Any highly realistic chemistry simulator would sort of be a whole new game in itself and probably require different display methods. Or simply using the 'TPT game engine' with your own physics and game mechanics. But still even for most simulators it would take a LOT of particles to have proper fluid dynamic effects. Like center of mass and gravity plus Newton's Laws and Law of Universal Gravitation etc., they approximate the actence of myriads and myriads of different force vectors compiling them into a pretty accurate vector sum.

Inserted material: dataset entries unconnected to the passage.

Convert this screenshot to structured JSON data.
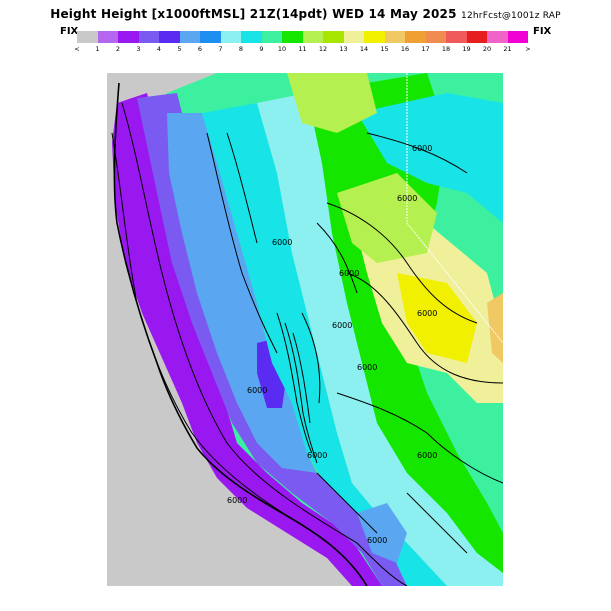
{
  "header": {
    "title_main": "Height Height [x1000ftMSL] 21Z(14pdt) WED 14 May 2025",
    "title_suffix": "12hrFcst@1001z RAP",
    "fix_left": "FIX",
    "fix_right": "FIX"
  },
  "legend": {
    "colors": [
      "#c9c9c9",
      "#b466ee",
      "#9a18f0",
      "#7a5af0",
      "#5a2bf0",
      "#5aa6f0",
      "#1e8ef0",
      "#8cf0f0",
      "#18e4e8",
      "#3cf0a0",
      "#14e600",
      "#b4f050",
      "#a8e600",
      "#f0f09a",
      "#f0f000",
      "#f0c864",
      "#f0a032",
      "#f08c50",
      "#f05a5a",
      "#e61e1e",
      "#f064c8",
      "#f000d2"
    ],
    "ticks": [
      "<",
      "1",
      "2",
      "3",
      "4",
      "5",
      "6",
      "7",
      "8",
      "9",
      "10",
      "11",
      "12",
      "13",
      "14",
      "15",
      "16",
      "17",
      "18",
      "19",
      "20",
      "21",
      ">"
    ]
  },
  "map": {
    "contour_labels": [
      "6000",
      "6000",
      "6000",
      "6000",
      "6000",
      "6000",
      "6000",
      "6000",
      "6000",
      "6000",
      "6000",
      "6000"
    ]
  }
}
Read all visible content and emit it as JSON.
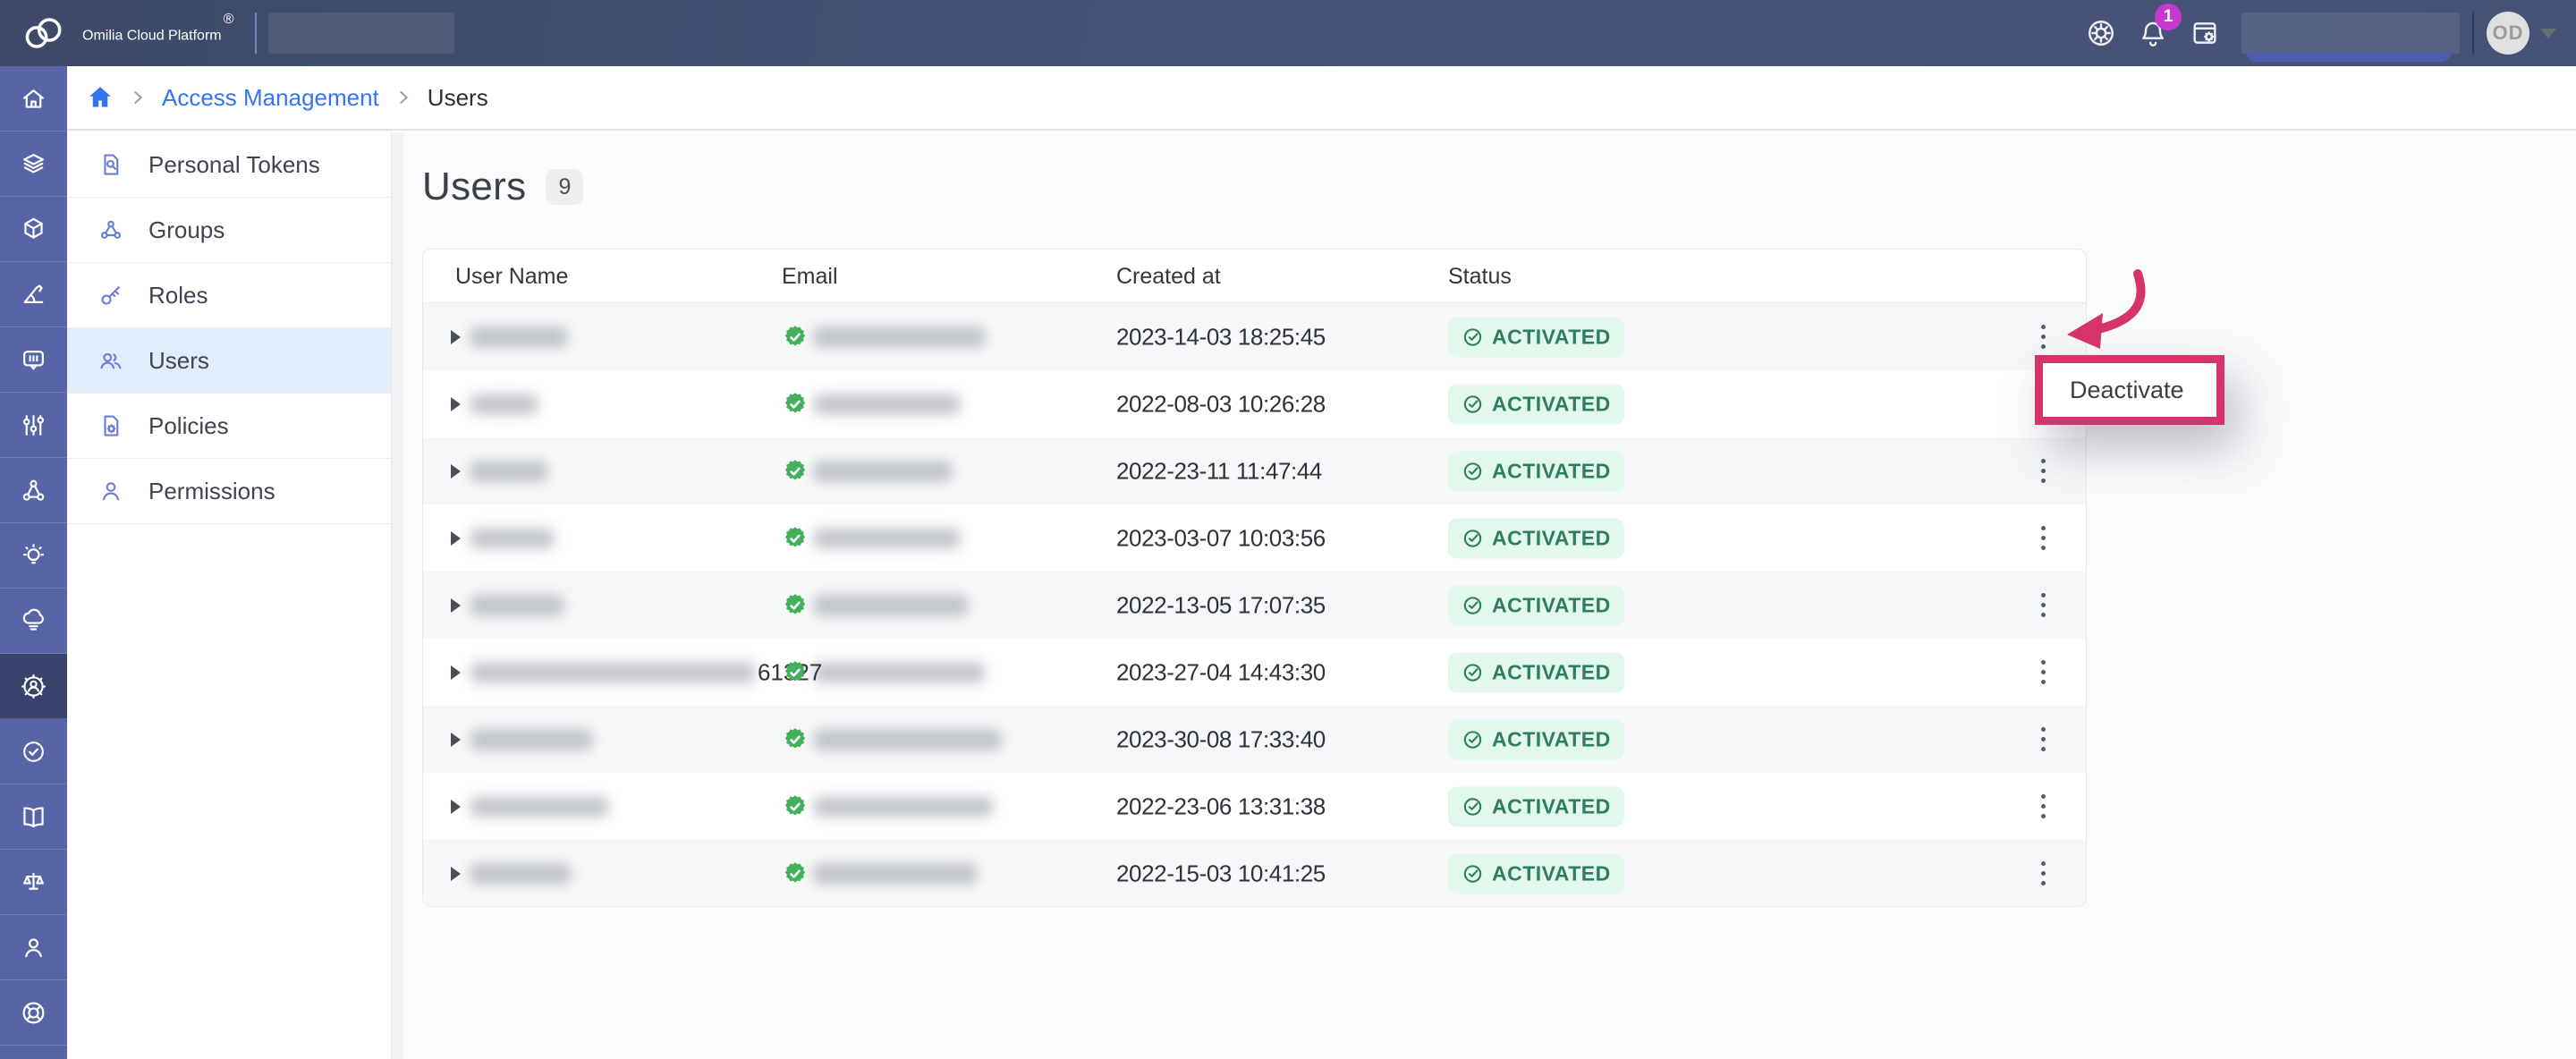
{
  "topbar": {
    "brand": "Omilia Cloud Platform",
    "reg": "®",
    "notification_count": "1",
    "avatar_initials": "OD",
    "icons": [
      "helm-icon",
      "bell-icon",
      "window-settings-icon"
    ]
  },
  "breadcrumb": {
    "items": [
      {
        "label": "Access Management",
        "type": "link"
      },
      {
        "label": "Users",
        "type": "current"
      }
    ]
  },
  "rail": {
    "active_index": 9,
    "icons": [
      "home",
      "layers",
      "cube",
      "protractor",
      "chat",
      "sliders",
      "network",
      "bulb",
      "cloud-stack",
      "gear-person",
      "badge-check",
      "book",
      "scales",
      "person",
      "life-ring"
    ]
  },
  "nav": {
    "items": [
      {
        "label": "Personal Tokens",
        "icon": "doc-search",
        "active": false
      },
      {
        "label": "Groups",
        "icon": "group-nodes",
        "active": false
      },
      {
        "label": "Roles",
        "icon": "key",
        "active": false
      },
      {
        "label": "Users",
        "icon": "users",
        "active": true
      },
      {
        "label": "Policies",
        "icon": "doc-gear",
        "active": false
      },
      {
        "label": "Permissions",
        "icon": "person",
        "active": false
      }
    ]
  },
  "page": {
    "title": "Users",
    "count": "9"
  },
  "table": {
    "headers": [
      "User Name",
      "Email",
      "Created at",
      "Status"
    ],
    "rows": [
      {
        "name_redacted_w": 110,
        "name_visible": "",
        "email_redacted_w": 193,
        "created": "2023-14-03 18:25:45",
        "status": "ACTIVATED"
      },
      {
        "name_redacted_w": 77,
        "name_visible": "",
        "email_redacted_w": 165,
        "created": "2022-08-03 10:26:28",
        "status": "ACTIVATED"
      },
      {
        "name_redacted_w": 88,
        "name_visible": "",
        "email_redacted_w": 156,
        "created": "2022-23-11 11:47:44",
        "status": "ACTIVATED"
      },
      {
        "name_redacted_w": 95,
        "name_visible": "",
        "email_redacted_w": 165,
        "created": "2023-03-07 10:03:56",
        "status": "ACTIVATED"
      },
      {
        "name_redacted_w": 106,
        "name_visible": "",
        "email_redacted_w": 174,
        "created": "2022-13-05 17:07:35",
        "status": "ACTIVATED"
      },
      {
        "name_redacted_w": 320,
        "name_visible": "61327",
        "email_redacted_w": 193,
        "created": "2023-27-04 14:43:30",
        "status": "ACTIVATED"
      },
      {
        "name_redacted_w": 138,
        "name_visible": "",
        "email_redacted_w": 211,
        "created": "2023-30-08 17:33:40",
        "status": "ACTIVATED"
      },
      {
        "name_redacted_w": 156,
        "name_visible": "",
        "email_redacted_w": 202,
        "created": "2022-23-06 13:31:38",
        "status": "ACTIVATED"
      },
      {
        "name_redacted_w": 114,
        "name_visible": "",
        "email_redacted_w": 184,
        "created": "2022-15-03 10:41:25",
        "status": "ACTIVATED"
      }
    ]
  },
  "annotation": {
    "menu_label": "Deactivate"
  },
  "colors": {
    "accent_pink": "#d6336c",
    "status_green_bg": "#e2f8ec",
    "status_green_text": "#2e7d63",
    "verified_green": "#43b05c",
    "link_blue": "#3574f0",
    "badge_purple": "#c43ad0",
    "rail_blue": "#5765a6",
    "rail_active": "#39426b"
  }
}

'Twould be good as its own game but perhaps multiple people would wonder how 'invading' TPT with quantum mechanical particle simulation would be of benefit to save creation except showing things working at the atomic level in 2D. If air is all you want with basic browning interactions, that's an alright solution to non fluid dynamics aerodynamics but in truth I'd imagine it becoming even more inaccurate unless you have myriads of sub-pixel air particles simulated too. Using particles to 'increase' the accuracy of fluid dynamics I'd imagine would only do the reverse.
The best fix is a mod to make the air grid to the least pixel dense for more fluid dynamics detail. It would be like saying you'd rather get the sum of the areas of a billion or trillion tiny segments under a curve graph instead of use what calculus has already derived (well 'integrated') for us.
There is still a bit of a gap between classical and quantum mechanics I believe. If you want chemical or subatomic reactions in addition to browning air, then you can't really plop down just a single atom of METL anymore can you? You'd need a specific element plus every single subatomic particle, strong/weak nuclear force interaction and QCD, QED, stuff I don't know at all in detail but just know exist. Hence saves would be nothing but chemical simulations and saying, "hey, I produced 2 dimensional insulin." A 2 dimensional living chemical cell would be cool though.